Their youngest daughter left home at nineteen to marry a man everyone said would be the ruin of her. Their little girl was born missing a hand. She’s six years old now, and when her doctor suggested fitting her for a prosthesis so she could have two hands, she said, “But I already have one.” Tonight she’s wearing an orange and white dress and a cascade of curls, and as her parents dance, she follows her small cousins around, picking them up when they fall.
The middle daughter, a doctor, dances barefoot, and works her way around the room, making sure she talks to everyone. Five years ago, she got married in a blue-and-white church. Eight months later, she got divorced. Now she says she won’t leave her parents again for any man. To study maybe, but not to get married---besides, she says, she’s almost thirty, who would want her? She dances with abandon, laughing, her skirt working its way up her gorgeous legs.
The oldest daughter only in the past year, in her late thirties, married a man with three teenagers from a previous relationship, and had a baby of her own. Everyone said, “It’s about time.” Just a few months post-partum, her body is soft and thick in the tight magenta dress. The next day, looking at photos, she says, “Ay, look at my enormous belly! It’s that I had just eaten,” and laughs. She’s never given much of a fuck what people expect.
The daughter-in-law is orbited by her two little boys, who wear magenta guayaberas they picked out themselves. She and I were married within months of each other, and were pregnant at the same time. Our husbands are best friends. Now we sit and chug beers and take turns herding the kids back into the hall when they head for the street.
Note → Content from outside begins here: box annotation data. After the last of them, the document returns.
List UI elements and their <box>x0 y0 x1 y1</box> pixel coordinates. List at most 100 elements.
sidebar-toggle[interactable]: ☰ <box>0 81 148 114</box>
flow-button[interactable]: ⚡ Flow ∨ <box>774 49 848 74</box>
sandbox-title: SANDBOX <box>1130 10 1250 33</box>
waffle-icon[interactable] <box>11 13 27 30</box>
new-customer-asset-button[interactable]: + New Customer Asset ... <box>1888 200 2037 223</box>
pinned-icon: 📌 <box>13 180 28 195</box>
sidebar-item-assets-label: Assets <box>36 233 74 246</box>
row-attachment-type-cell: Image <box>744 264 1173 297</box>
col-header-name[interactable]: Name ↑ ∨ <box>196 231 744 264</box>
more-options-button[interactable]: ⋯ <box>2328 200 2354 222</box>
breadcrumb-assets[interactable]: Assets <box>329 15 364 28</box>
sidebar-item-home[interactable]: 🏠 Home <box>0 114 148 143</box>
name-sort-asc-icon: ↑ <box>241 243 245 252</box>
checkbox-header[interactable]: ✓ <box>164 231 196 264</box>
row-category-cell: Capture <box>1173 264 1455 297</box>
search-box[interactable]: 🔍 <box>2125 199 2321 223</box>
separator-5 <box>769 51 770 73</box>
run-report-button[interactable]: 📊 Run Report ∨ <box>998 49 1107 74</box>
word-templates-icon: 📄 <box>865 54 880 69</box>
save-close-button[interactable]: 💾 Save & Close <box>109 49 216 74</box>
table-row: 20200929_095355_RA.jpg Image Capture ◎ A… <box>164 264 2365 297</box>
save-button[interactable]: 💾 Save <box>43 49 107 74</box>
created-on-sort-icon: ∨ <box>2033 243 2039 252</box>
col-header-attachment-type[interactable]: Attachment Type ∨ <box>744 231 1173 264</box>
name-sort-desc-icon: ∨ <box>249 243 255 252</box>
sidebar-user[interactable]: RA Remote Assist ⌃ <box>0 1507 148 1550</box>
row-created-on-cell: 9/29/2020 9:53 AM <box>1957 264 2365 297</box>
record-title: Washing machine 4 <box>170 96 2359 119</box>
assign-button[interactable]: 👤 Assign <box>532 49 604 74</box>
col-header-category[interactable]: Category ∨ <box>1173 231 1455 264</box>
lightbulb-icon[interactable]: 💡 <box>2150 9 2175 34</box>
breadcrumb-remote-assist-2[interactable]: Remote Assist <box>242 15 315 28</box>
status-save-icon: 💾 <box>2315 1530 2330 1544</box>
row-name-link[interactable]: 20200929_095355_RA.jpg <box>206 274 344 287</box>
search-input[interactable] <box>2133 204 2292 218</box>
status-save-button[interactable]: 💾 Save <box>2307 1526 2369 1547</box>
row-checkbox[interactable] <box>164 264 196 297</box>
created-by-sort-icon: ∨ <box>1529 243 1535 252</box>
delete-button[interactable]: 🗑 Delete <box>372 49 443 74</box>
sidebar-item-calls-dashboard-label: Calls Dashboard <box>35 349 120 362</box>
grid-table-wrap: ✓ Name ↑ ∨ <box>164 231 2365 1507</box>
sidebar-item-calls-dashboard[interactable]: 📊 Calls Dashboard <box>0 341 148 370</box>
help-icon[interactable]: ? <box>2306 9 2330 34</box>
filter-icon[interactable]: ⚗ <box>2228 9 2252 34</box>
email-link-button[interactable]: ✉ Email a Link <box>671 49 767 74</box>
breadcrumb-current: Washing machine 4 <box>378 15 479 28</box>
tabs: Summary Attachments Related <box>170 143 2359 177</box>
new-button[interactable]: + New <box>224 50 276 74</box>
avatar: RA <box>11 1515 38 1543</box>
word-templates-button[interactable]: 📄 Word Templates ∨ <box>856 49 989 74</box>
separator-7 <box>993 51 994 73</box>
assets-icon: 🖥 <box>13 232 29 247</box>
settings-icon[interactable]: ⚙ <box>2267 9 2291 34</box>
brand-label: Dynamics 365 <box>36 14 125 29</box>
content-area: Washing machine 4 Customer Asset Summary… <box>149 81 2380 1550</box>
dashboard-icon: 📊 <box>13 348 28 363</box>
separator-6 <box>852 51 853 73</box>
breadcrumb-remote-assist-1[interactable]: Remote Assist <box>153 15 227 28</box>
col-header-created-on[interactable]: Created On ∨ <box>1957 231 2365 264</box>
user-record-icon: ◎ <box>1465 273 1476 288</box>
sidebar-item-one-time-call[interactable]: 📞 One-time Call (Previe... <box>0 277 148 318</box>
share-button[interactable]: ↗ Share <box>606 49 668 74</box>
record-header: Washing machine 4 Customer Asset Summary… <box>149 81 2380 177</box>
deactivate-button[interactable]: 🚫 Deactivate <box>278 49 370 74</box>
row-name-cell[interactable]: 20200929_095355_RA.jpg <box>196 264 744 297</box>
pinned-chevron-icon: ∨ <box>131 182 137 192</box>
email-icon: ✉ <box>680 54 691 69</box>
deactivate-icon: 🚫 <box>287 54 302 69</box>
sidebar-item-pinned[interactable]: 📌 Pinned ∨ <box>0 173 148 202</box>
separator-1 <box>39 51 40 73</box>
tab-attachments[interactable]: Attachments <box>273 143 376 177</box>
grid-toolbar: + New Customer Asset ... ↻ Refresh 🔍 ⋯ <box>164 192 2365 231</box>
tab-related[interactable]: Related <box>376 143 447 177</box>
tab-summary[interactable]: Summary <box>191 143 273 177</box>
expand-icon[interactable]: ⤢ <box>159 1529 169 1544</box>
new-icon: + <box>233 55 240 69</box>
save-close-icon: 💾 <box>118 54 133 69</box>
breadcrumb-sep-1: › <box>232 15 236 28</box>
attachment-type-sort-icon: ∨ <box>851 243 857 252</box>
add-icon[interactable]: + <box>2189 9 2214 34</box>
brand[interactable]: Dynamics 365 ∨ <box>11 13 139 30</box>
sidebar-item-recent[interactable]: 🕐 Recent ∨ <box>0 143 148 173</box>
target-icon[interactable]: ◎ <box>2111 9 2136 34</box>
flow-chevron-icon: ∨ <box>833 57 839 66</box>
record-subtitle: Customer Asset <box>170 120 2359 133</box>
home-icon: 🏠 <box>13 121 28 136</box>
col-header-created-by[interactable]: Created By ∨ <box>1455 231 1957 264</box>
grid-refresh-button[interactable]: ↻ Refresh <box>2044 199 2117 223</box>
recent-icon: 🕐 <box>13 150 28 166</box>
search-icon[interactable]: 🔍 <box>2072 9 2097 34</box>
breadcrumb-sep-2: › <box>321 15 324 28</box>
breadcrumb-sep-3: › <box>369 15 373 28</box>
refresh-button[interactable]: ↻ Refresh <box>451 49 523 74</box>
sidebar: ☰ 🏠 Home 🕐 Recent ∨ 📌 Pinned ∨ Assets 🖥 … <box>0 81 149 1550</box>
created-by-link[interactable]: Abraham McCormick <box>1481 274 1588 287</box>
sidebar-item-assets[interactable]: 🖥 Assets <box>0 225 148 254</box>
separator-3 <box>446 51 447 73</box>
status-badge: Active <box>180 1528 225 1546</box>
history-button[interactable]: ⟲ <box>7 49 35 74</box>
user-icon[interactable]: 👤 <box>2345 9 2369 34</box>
And she tells me that her husband has a girlfriend on the side. That he comes home at 2 a.m. or not at all. Later, an aunt drags them both onto the dance floor and shoves them together. They each grab one of their sons, and dance without once looking at each other’s eyes.
In the car on the way home, Ibis asks me, “Why do you think we’ve lasted?”
“Because we’re both such great communicators,” I say. (We’re not.) He laughs and punches me lightly on the thigh.
“No,” I say, “I think it’s because we both believe in our story. You know? And we’re both too stubborn to give up on such a great story.”
“Maybe,” he says. “It’s a good story.”
We turn onto the dark highway. The pueblos are webs of light scattered across the black valley. From here, it’s a straight shot home.